You see, when life gets difficult, I have a tendency to phone a friend. Maybe you can relate. In and of itself, this isn’t a bad pattern. Reaching out for support in difficult times makes a lot of sense. The problem with my pattern is that I often phone a friend before I talk with God about the issue. Hard to admit, but I have realized that is my subconscious pattern.
Now that I see the pattern, I’ve even been able to identify why I do this. It’s the instant gratification of an empathetic listener who responds with words I really hear. Out loud. I don’t even have to work at listening; audible words of comfort are spoken when I phone a friend.
So, yesterday morning, it was time to start painting, and I was feeling a little sad. My baby is growing up, and no more babies are coming to fill this crib. I am packing up the nursery, and saying goodbye to a special season of life, the season of sweet little babies.

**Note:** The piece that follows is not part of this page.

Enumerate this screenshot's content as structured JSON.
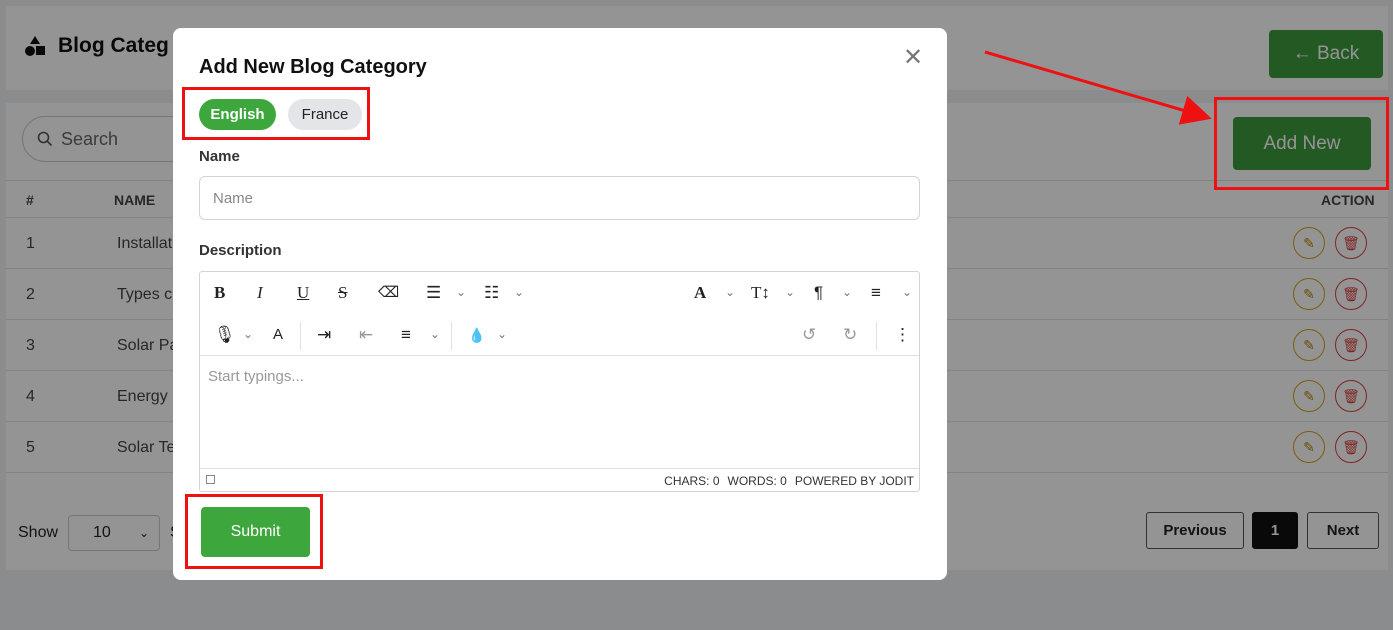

As I instinctively reached for the phone, I felt a tug to stop and talk, instead, to God. As I prayed, engaging my heavenly Father in this dialogue, I was reminded of the joy of a healthy, growing boy, and the way God’s blessing in my life continues to grow right before my eyes. I also realized my subconscious phone a friend pattern, and the need for change. Why was it different this time? Why was I more attentive to the still, small voice in my soul?
I think it all comes down to two words: Sabbath keeping. Slowing my pace each week in a purposeful way has allowed me to be more in tune with God’s voice. One more reason to keep the Sabbath – I am learning to talk more with God.